Cae la noche en Kiev y el silencio —si no es roto por algún estruendo o por las sirenas antiaéreas que llaman a todos a protegerse en los refugios— es ensordecedor, de esos que preceden a la tempestad.
Hay toque de queda desde las 22:00 horas hasta las 7:00. El que no huyó en la mañana, cuando comenzó la invasión del país, está encerrado siguiendo por TV la dramática evolución de la increíble “operación militar especial” del presidente ruso, Vladimir Putin, quien asegura querer “desnazificar” el país.
Nadie duerme porque en cualquier momento pueden volver a sonar las sirenas, y si duerme lo hace vestido, con una mochila con todas sus pertenencias y documentos más importantes listos para llevarse a la hora de salir corriendo a buscar resguardo.
En la capital hay olor a pólvora, a quemado. Nadie aún puede creer lo que está pasando. Después de semanas de idas y venidas, amenazas, alertas, informaciones de inteligencia que luego no se cumplían, los ucranianos, acostumbrados a eso que Volodimir Zelensky muchas veces llamó “histeria”, se toparon con la peor realidad, cuyas consecuencias pusieron en alarma al mundo.
La invasión del país ya es total, porque las tropas rusas están entrando desde Bielorrusia, en el norte, y desde la península de Crimea, en el sur, sin contar que ya se encuentran en la región del Donbás, en el este.

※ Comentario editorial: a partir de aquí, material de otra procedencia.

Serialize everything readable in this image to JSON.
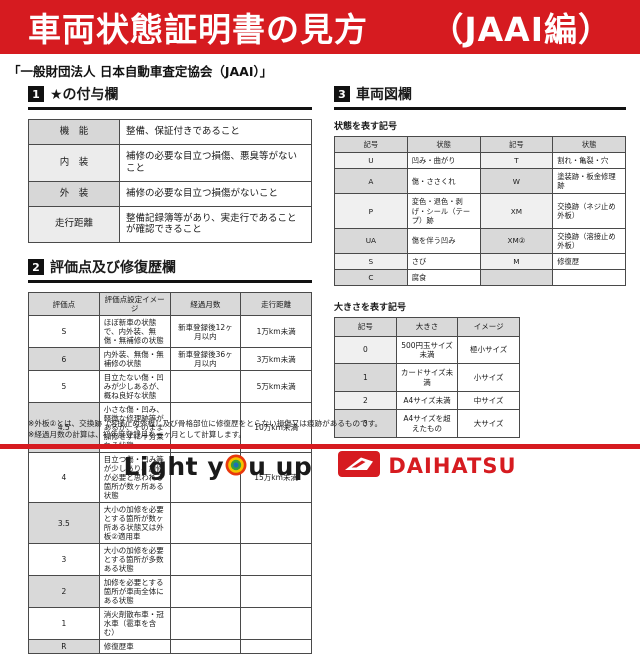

Además, rodean esta capital, que se encuentra vacía y blindada como nunca, con tanques y barricadas para protegerse del enemigo, que cada vez parece estar más cerca. Al acecho.
Versiones indican que los dos aeropuertos de Kiev, el de Borospil y el Hostomel, fueron tomados por fuerzas rusas, mientras crece el éxodo de civiles en trenes y autos.
Los ucranianos se despertaron a las cinco de la mañana del jueves con el fragor de explosiones —misiles lanzados contra objetivos militares a las afueras de la ciudad, que provocaron columnas de humo negro— y el ruido de las sirenas antiaéreas que llamaban a la población a refugiarse; con ley marcial y estado de emergencia declarado por el Parlamento. El fantasma más temido, el de una guerra verdadera (no sicológica, como fue hasta ahora), de una invasión, de repente se volvió una cruda y dramática realidad que nadie sabe si puede llegar a ser la antesala de una deflagración mundial sin precedente.
Mientras miles de personas, quienes rápidamente cargaron los baúles de sus autos con valijas preparadas desde hace semanas, escapaban en pánico de la ciudad hacia el oeste del país y la televisión mostraba imágenes de varias avenidas congestionadas, en el centro de Kiev reinaba un ambiente surrealista: sus grandes avenidas de edificios de estilo monumental estalinista, con sus iglesias de cúpulas doradas, lucían espectrales. Poquísimo tránsito, negocios vacíos, clima de terror.
“Putin es como Hitler, un hombre de poder que al final va a terminar muy mal”, asegura a La Nación Serguey, una de las pocas personas que estaba en el centro, en la cola que hay frente a una farmacia.
Como la mayoría de los casi tres millones de habitantes de esta capital que no huyeron, Serguey, que trabaja para una empresa estadounidense, dijo que no iría a laborar, sino que se quedará encerrado en su casa. También hay cola en un cajero automático. El Metro, que en muchos barrios se ha vuelto un refugio de decenas de familias, sigue funcionando.
Vera, abogada, salió con su madre a buscar algún supermercado abierto para comprar agua y, de paso, pasear a su perro. A las cinco de la mañana la despertó el ruido de la explosión que significó un giro dramático a este juego de guerra. Su madre, al lado, no puede ocultar las lágrimas.
“¿Estamos en el siglo XXI, tuvimos dos guerras mundiales y está pasando esto? Es imposible”, comenta.